Если брать это слово в том именно смысле, в котором за последнее время оно чаще всего употребляется, т.е. в указанном сектантском смысле, многие головы вернут себе утраченную способность мыслить и расссуждать, не боясь деспотизма крикливых “учителей жизни”. На грозный окрик: “передовые умы говорят”, обыватель не ошалеет, как прежде бывало, а спокойно скажет: “ну и пусть себе говорит; мало ли глупостей говорят передовые умы!” Возможность запугивания и помрачения читателя объясняется только двусмысленностью этого термина и тотчас же устраняется, как только слова приорeтают свое настоящее значение.

И есть еще одно обстоятельство, которое настоятельно побуждает к болeе строгому определению этого понятия. Положительные стороны “интеллигентной идейности” установить не легко, потому что их в сущности и нeт, а если порой и мелькнут какие-нибудь отрывочные и блeдные намеки, то у каждого на свой лад, а “тенденции” отрицания - ни для кого не секрет.
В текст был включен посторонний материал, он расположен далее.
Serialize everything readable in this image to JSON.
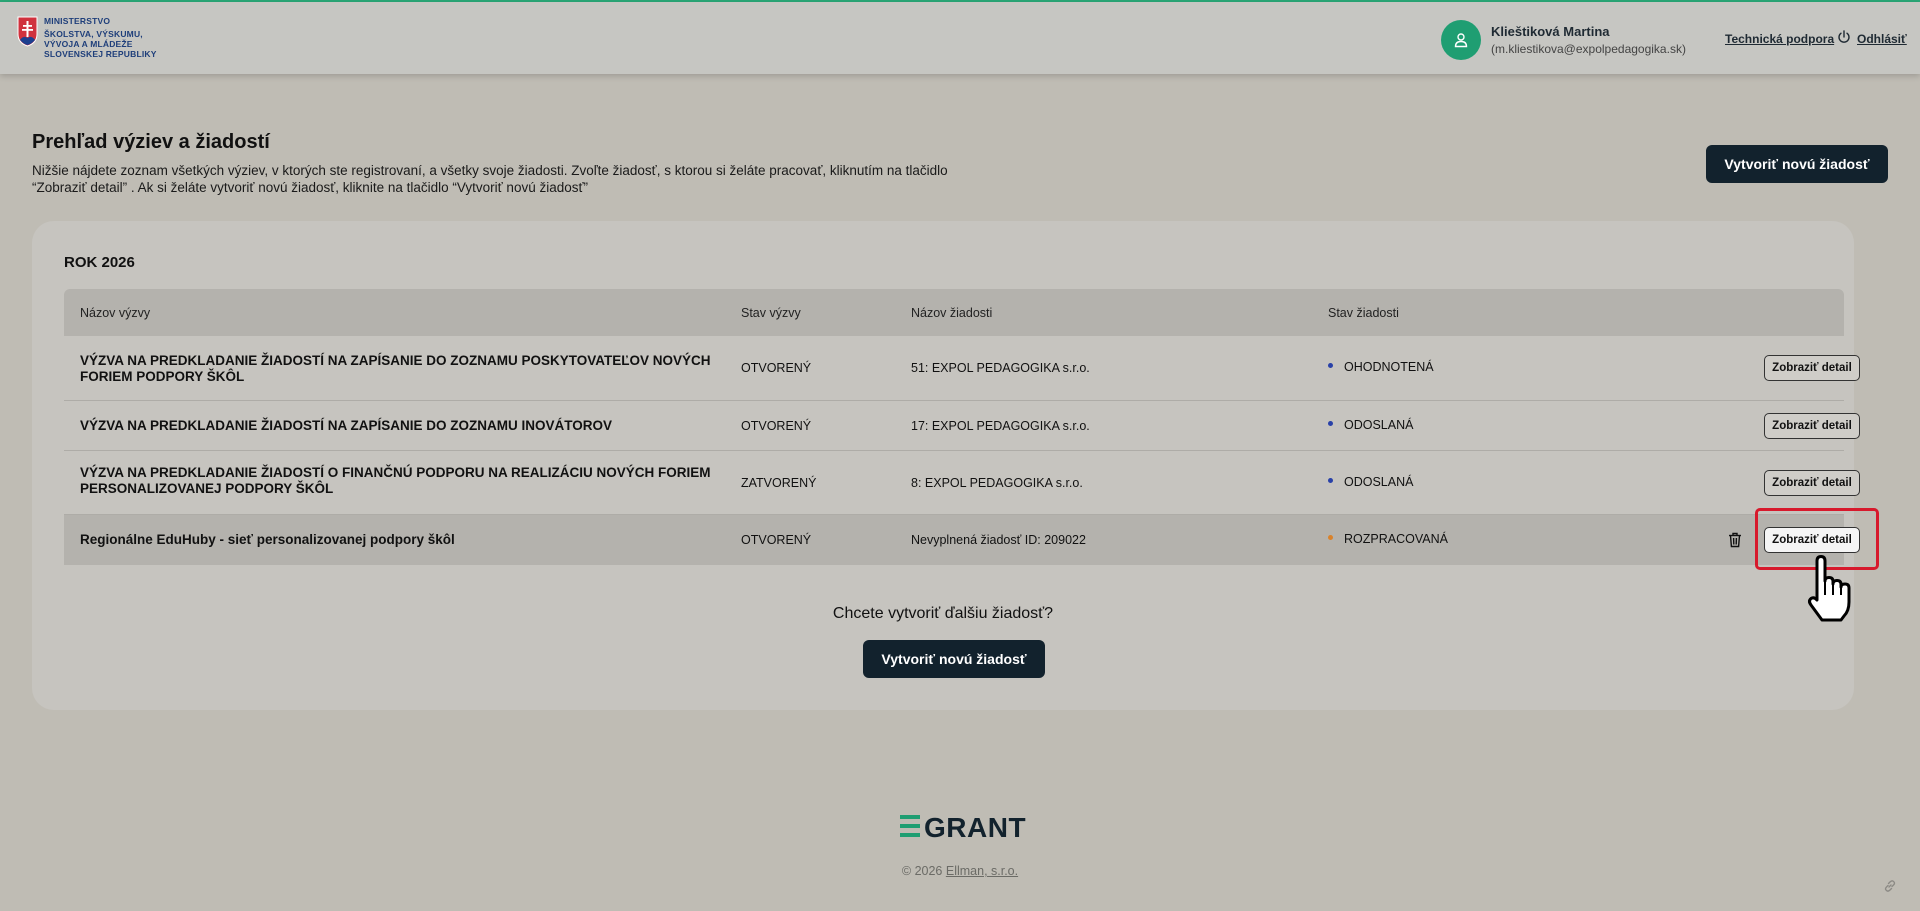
{
  "header": {
    "ministry_lines": [
      "MINISTERSTVO",
      "ŠKOLSTVA, VÝSKUMU,",
      "VÝVOJA A MLÁDEŽE",
      "SLOVENSKEJ REPUBLIKY"
    ],
    "user_name": "Klieštiková Martina",
    "user_email": "(m.kliestikova@expolpedagogika.sk)",
    "support_label": "Technická podpora",
    "logout_label": "Odhlásiť",
    "icons": [
      "crest-icon",
      "user-icon",
      "power-icon"
    ]
  },
  "page": {
    "title": "Prehľad výziev a žiadostí",
    "description": "Nižšie nájdete zoznam všetkých výziev, v ktorých ste registrovaní, a všetky svoje žiadosti. Zvoľte žiadosť, s ktorou si želáte pracovať, kliknutím na tlačidlo “Zobraziť detail” . Ak si želáte vytvoriť novú žiadosť, kliknite na tlačidlo “Vytvoriť novú žiadosť”",
    "new_button": "Vytvoriť novú žiadosť"
  },
  "card": {
    "year": "ROK 2026",
    "columns": [
      "Názov výzvy",
      "Stav výzvy",
      "Názov žiadosti",
      "Stav žiadosti"
    ],
    "rows": [
      {
        "call": "VÝZVA NA PREDKLADANIE ŽIADOSTÍ NA ZAPÍSANIE DO ZOZNAMU POSKYTOVATEĽOV NOVÝCH FORIEM PODPORY ŠKÔL",
        "call_state": "OTVORENÝ",
        "application": "51: EXPOL PEDAGOGIKA s.r.o.",
        "app_state": "OHODNOTENÁ",
        "app_state_color": "#2941a8",
        "action": "Zobraziť detail"
      },
      {
        "call": "VÝZVA NA PREDKLADANIE ŽIADOSTÍ NA ZAPÍSANIE DO ZOZNAMU INOVÁTOROV",
        "call_state": "OTVORENÝ",
        "application": "17: EXPOL PEDAGOGIKA s.r.o.",
        "app_state": "ODOSLANÁ",
        "app_state_color": "#2941a8",
        "action": "Zobraziť detail"
      },
      {
        "call": "VÝZVA NA PREDKLADANIE ŽIADOSTÍ O FINANČNÚ PODPORU NA REALIZÁCIU NOVÝCH FORIEM PERSONALIZOVANEJ PODPORY ŠKÔL",
        "call_state": "ZATVORENÝ",
        "application": "8: EXPOL PEDAGOGIKA s.r.o.",
        "app_state": "ODOSLANÁ",
        "app_state_color": "#2941a8",
        "action": "Zobraziť detail"
      },
      {
        "call": "Regionálne EduHuby - sieť personalizovanej podpory škôl",
        "call_state": "OTVORENÝ",
        "application": "Nevyplnená žiadosť ID: 209022",
        "app_state": "ROZPRACOVANÁ",
        "app_state_color": "#d9822b",
        "action": "Zobraziť detail"
      }
    ],
    "more_question": "Chcete vytvoriť ďalšiu žiadosť?",
    "new_button": "Vytvoriť novú žiadosť"
  },
  "footer": {
    "brand": "GRANT",
    "copyright_prefix": "© 2026 ",
    "copyright_link": "Ellman, s.r.o."
  }
}
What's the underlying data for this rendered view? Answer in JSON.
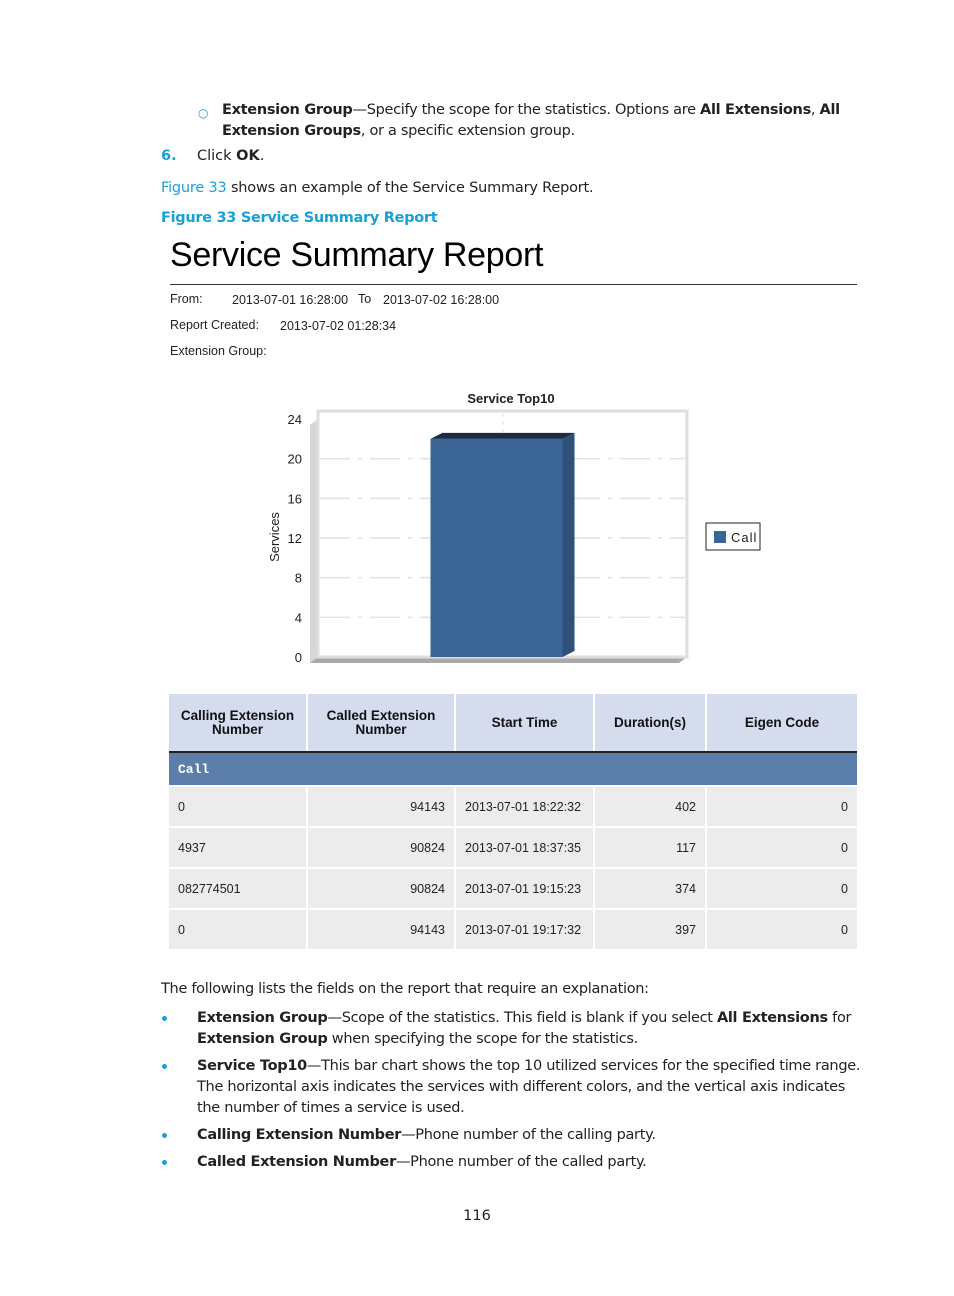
{
  "intro": {
    "sub_item": {
      "term": "Extension Group",
      "text_1": "—Specify the scope for the statistics. Options are ",
      "opt1": "All Extensions",
      "sep": ", ",
      "opt2": "All Extension Groups",
      "text_2": ", or a specific extension group."
    },
    "step": {
      "number": "6.",
      "text": "Click ",
      "bold": "OK",
      "end": "."
    },
    "figure_ref": {
      "link": "Figure 33",
      "text": " shows an example of the Service Summary Report."
    },
    "figure_caption": "Figure 33 Service Summary Report"
  },
  "report": {
    "title": "Service Summary Report",
    "from_label": "From:",
    "from_value": "2013-07-01 16:28:00",
    "to_label": "To",
    "to_value": "2013-07-02 16:28:00",
    "created_label": "Report Created:",
    "created_value": "2013-07-02 01:28:34",
    "group_label": "Extension Group:",
    "group_value": ""
  },
  "chart_data": {
    "type": "bar",
    "title": "Service Top10",
    "xlabel": "",
    "ylabel": "Services",
    "categories": [
      "Call"
    ],
    "series": [
      {
        "name": "Call",
        "values": [
          22
        ],
        "color": "#3a6595"
      }
    ],
    "ylim": [
      0,
      24
    ],
    "yticks": [
      0,
      4,
      8,
      12,
      16,
      20,
      24
    ],
    "grid": true,
    "legend": {
      "position": "right",
      "entries": [
        "Call"
      ]
    }
  },
  "table": {
    "headers": [
      "Calling Extension Number",
      "Called Extension Number",
      "Start Time",
      "Duration(s)",
      "Eigen Code"
    ],
    "group_label": "Call",
    "rows": [
      [
        "0",
        "94143",
        "2013-07-01 18:22:32",
        "402",
        "0"
      ],
      [
        "4937",
        "90824",
        "2013-07-01 18:37:35",
        "117",
        "0"
      ],
      [
        "082774501",
        "90824",
        "2013-07-01 19:15:23",
        "374",
        "0"
      ],
      [
        "0",
        "94143",
        "2013-07-01 19:17:32",
        "397",
        "0"
      ]
    ]
  },
  "explanation": {
    "intro": "The following lists the fields on the report that require an explanation:",
    "items": [
      {
        "term": "Extension Group",
        "text": "—Scope of the statistics. This field is blank if you select ",
        "b1": "All Extensions",
        "t2": " for ",
        "b2": "Extension Group",
        "t3": " when specifying the scope for the statistics."
      },
      {
        "term": "Service Top10",
        "text": "—This bar chart shows the top 10 utilized services for the specified time range. The horizontal axis indicates the services with different colors, and the vertical axis indicates the number of times a service is used."
      },
      {
        "term": "Calling Extension Number",
        "text": "—Phone number of the calling party."
      },
      {
        "term": "Called Extension Number",
        "text": "—Phone number of the called party."
      }
    ]
  },
  "page_number": "116",
  "colors": {
    "accent": "#1aa0d8",
    "bar": "#3a6595",
    "table_header": "#d4dcee",
    "group_row": "#5b7faa",
    "row_bg": "#ececec"
  }
}
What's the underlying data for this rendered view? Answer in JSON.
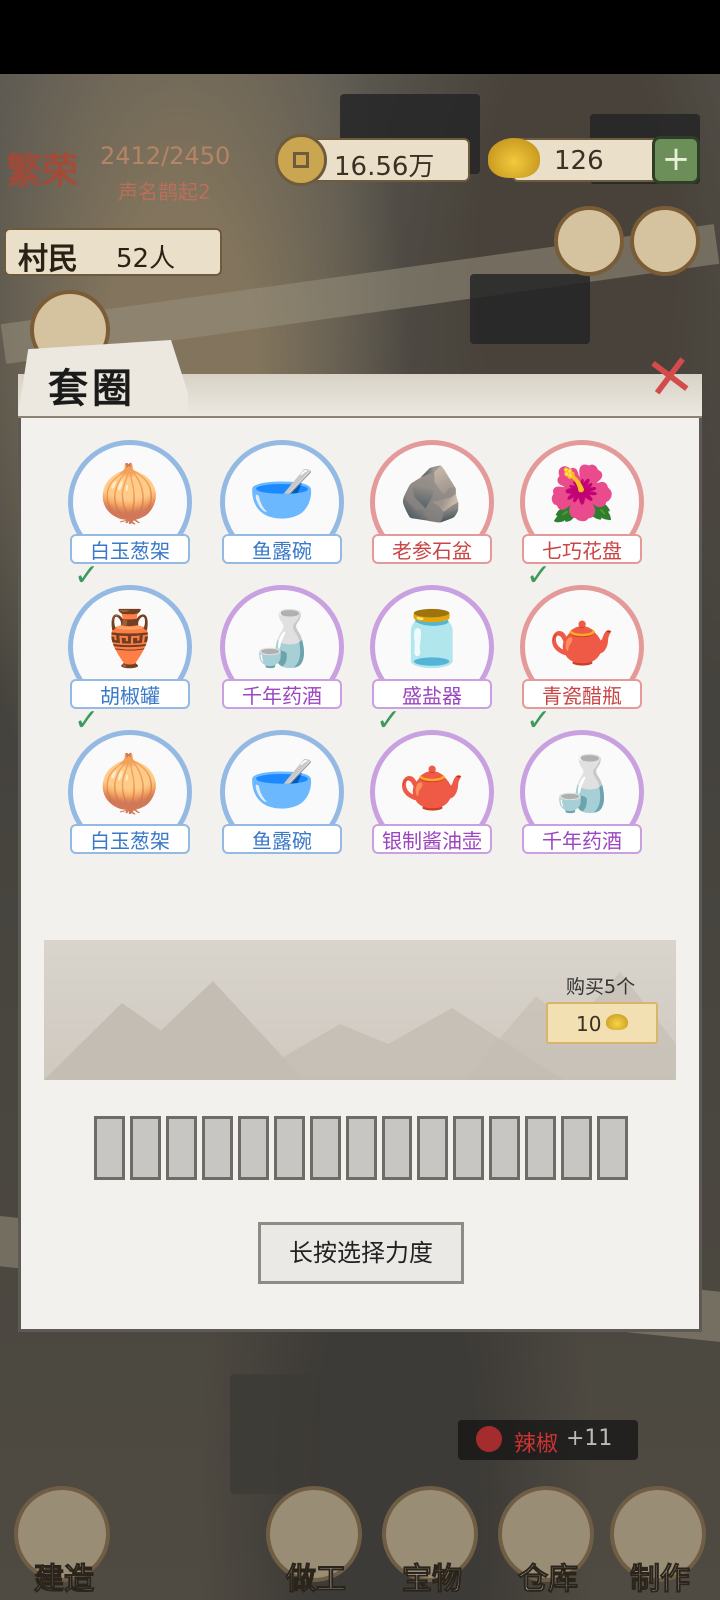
{
  "hud": {
    "fame_icon_text": "繁荣",
    "fame_count": "2412/2450",
    "fame_level": "声名鹊起2",
    "coins": "16.56万",
    "gold": "126",
    "plus": "+",
    "villager_label": "村民",
    "villager_count": "52人"
  },
  "dialog": {
    "title": "套圈",
    "close": "✕",
    "items": [
      {
        "label": "白玉葱架",
        "rarity": "blue",
        "icon": "scallion-icon",
        "glyph": "🧅",
        "checked": false
      },
      {
        "label": "鱼露碗",
        "rarity": "blue",
        "icon": "bowl-icon",
        "glyph": "🥣",
        "checked": false
      },
      {
        "label": "老参石盆",
        "rarity": "red",
        "icon": "ginseng-bowl-icon",
        "glyph": "🪨",
        "checked": false
      },
      {
        "label": "七巧花盘",
        "rarity": "red",
        "icon": "flower-plate-icon",
        "glyph": "🌺",
        "checked": false
      },
      {
        "label": "胡椒罐",
        "rarity": "blue",
        "icon": "pepper-jar-icon",
        "glyph": "🏺",
        "checked": true
      },
      {
        "label": "千年药酒",
        "rarity": "purple",
        "icon": "wine-jar-icon",
        "glyph": "🍶",
        "checked": false
      },
      {
        "label": "盛盐器",
        "rarity": "purple",
        "icon": "salt-pot-icon",
        "glyph": "🫙",
        "checked": false
      },
      {
        "label": "青瓷醋瓶",
        "rarity": "red",
        "icon": "teapot-icon",
        "glyph": "🫖",
        "checked": true
      },
      {
        "label": "白玉葱架",
        "rarity": "blue",
        "icon": "scallion-icon",
        "glyph": "🧅",
        "checked": true
      },
      {
        "label": "鱼露碗",
        "rarity": "blue",
        "icon": "bowl-icon",
        "glyph": "🥣",
        "checked": false
      },
      {
        "label": "银制酱油壶",
        "rarity": "purple",
        "icon": "silver-kettle-icon",
        "glyph": "🫖",
        "checked": true
      },
      {
        "label": "千年药酒",
        "rarity": "purple",
        "icon": "wine-jar-icon",
        "glyph": "🍶",
        "checked": true
      }
    ],
    "buy_label": "购买5个",
    "buy_price": "10",
    "power_segments": 15,
    "press_button": "长按选择力度"
  },
  "toast": {
    "item": "辣椒",
    "amount": "+11"
  },
  "nav": [
    {
      "label": "建造"
    },
    {
      "label": "做工"
    },
    {
      "label": "宝物"
    },
    {
      "label": "仓库"
    },
    {
      "label": "制作"
    }
  ],
  "colors": {
    "rarity_blue": "#94b9e3",
    "rarity_red": "#e59a9a",
    "rarity_purple": "#c9a0e0",
    "check_green": "#3c9a5c",
    "close_red": "#d34b4b"
  }
}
Самый характерный признак современной русской интеллигенции в ее “разрывах”. Главных разрывов на ее знамени - пять. 1) разрыв с государством; 2) разрыв с церковью; 3) разрыв с народом; 4) разрыв с наукой и 5) разрыв с прошлым.

Ниже мы скажем об этих разрывах по существу, а теперь отмeтим только то, что эти отрицательные догматы “интеллигентной идейности” - далеко не общее достояние всего русского образованного общества, и поэтому торопиться подписываться под этою программою ради сомнительной “интеллигентности” - особой надобности нет. В виду этого, люди, которые ни одного из этих разрывов не признают, отнюдь не могут быть допущены в “ряды интеллигенции” и, оставшись вне ограды этого сектантского капища, должны будут довольствоваться менее “гордою” кличкою, - например, названием людей образованных и просвещенных.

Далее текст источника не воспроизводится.